Nederlandse Waterschapsbank NV
- Company type: Private
- Industry: Financial services
- Founded: 1954
- Founder: Unie van Waterschapsbonden (Water board union)
- Headquarters: The Hague, Netherlands
- Key people: Lidwin van Velden (CEO)
- Products: Financing for public organisations
- Number of employees: 131 (2023)
- Website: NWB Bank.com

= Nederlandse Waterschapsbank =

Dutch specialist financial institution

The Nederlandse Waterschapsbank (NWB Bank) (Netherlands water boards bank) is a Dutch specialist financial institution that provides financing to water boards and the wider Dutch public sector which includes among others municipalities, drinking water companies, healthcare institutions and housing associations. The bank also finances public private partnerships and renewable energy projects. It is a Local Government Funding Agency owned by the Dutch Water boards, Dutch government and provinces. It has been using the trading name NWB Bank since 2009.

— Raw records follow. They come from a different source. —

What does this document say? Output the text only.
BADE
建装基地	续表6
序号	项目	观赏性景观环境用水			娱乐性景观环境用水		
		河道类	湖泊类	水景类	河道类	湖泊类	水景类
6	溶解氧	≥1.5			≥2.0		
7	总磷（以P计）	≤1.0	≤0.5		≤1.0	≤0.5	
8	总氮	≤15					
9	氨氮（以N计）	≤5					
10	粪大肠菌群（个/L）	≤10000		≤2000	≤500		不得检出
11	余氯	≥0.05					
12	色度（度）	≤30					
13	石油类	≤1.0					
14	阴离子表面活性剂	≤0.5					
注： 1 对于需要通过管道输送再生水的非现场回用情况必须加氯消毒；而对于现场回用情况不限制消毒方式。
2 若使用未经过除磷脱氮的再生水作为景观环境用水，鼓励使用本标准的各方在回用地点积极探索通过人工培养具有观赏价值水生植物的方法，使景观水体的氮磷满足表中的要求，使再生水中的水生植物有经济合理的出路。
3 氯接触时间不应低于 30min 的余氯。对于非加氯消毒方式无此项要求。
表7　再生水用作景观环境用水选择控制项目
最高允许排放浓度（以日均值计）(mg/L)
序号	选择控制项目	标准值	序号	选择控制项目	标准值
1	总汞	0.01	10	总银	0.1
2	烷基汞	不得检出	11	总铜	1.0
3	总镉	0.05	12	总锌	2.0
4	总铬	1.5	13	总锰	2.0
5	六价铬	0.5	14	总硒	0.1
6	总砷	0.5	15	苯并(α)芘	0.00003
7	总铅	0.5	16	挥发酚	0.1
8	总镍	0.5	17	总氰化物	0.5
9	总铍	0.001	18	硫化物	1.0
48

Although a registered bank, it does not provide any services to individuals or companies and focuses solely on the financing of the Dutch (semi-)public sector. NWB has been designated as a Significant Institution since the entry into force of European Banking Supervision in late 2014, and as a consequence is directly supervised by the European Central Bank.

==History==
Starting in the 1950s, the water board union regularly lent money to the individual Water Boards. However, the union was not well equipped to handle the banking and lending activities and on 19 December 1952 it decided to set up a separate water board bank to handle this task. The bank would raise risk less capital from the water boards and later other government organisations and lend this out to the water boards as required. The main aim was to provide the cheapest possible source of funding for the government entities.

The disaster caused by the North Sea flood of 1953 sped up the development of the bank and on 5 May 1954 the bank was established as Limited company by the 142 water boards of the Netherlands.

The bank is wholly owned by a diverse set of Dutch government entities and only the Dutch state and local entities may be shareholders in the bank. 81% of the shares are held by the Dutch water boards, 17% by the Dutch government and 2% by the provinces.

==Activities==
The NWB Bank provides credit to local authorities, provinces, public institutions in the area of public housing, public health services and education and for water and environmental projects.

The bank raises funds on the international money and capital markets on the basis of a very strong balance sheet and high credit rating. The Nederlandse Waterschapsbank has a Triple A rating from Moody's and Standard & Poor's (2024) and was placed 6th in the Global Finance's worlds 50th safest banks in 2023.

As the banks customers are government entities with very high credit ratings the risk of default is very low, as of 2023 it had a very high Basel tier 1 ratio of 48%.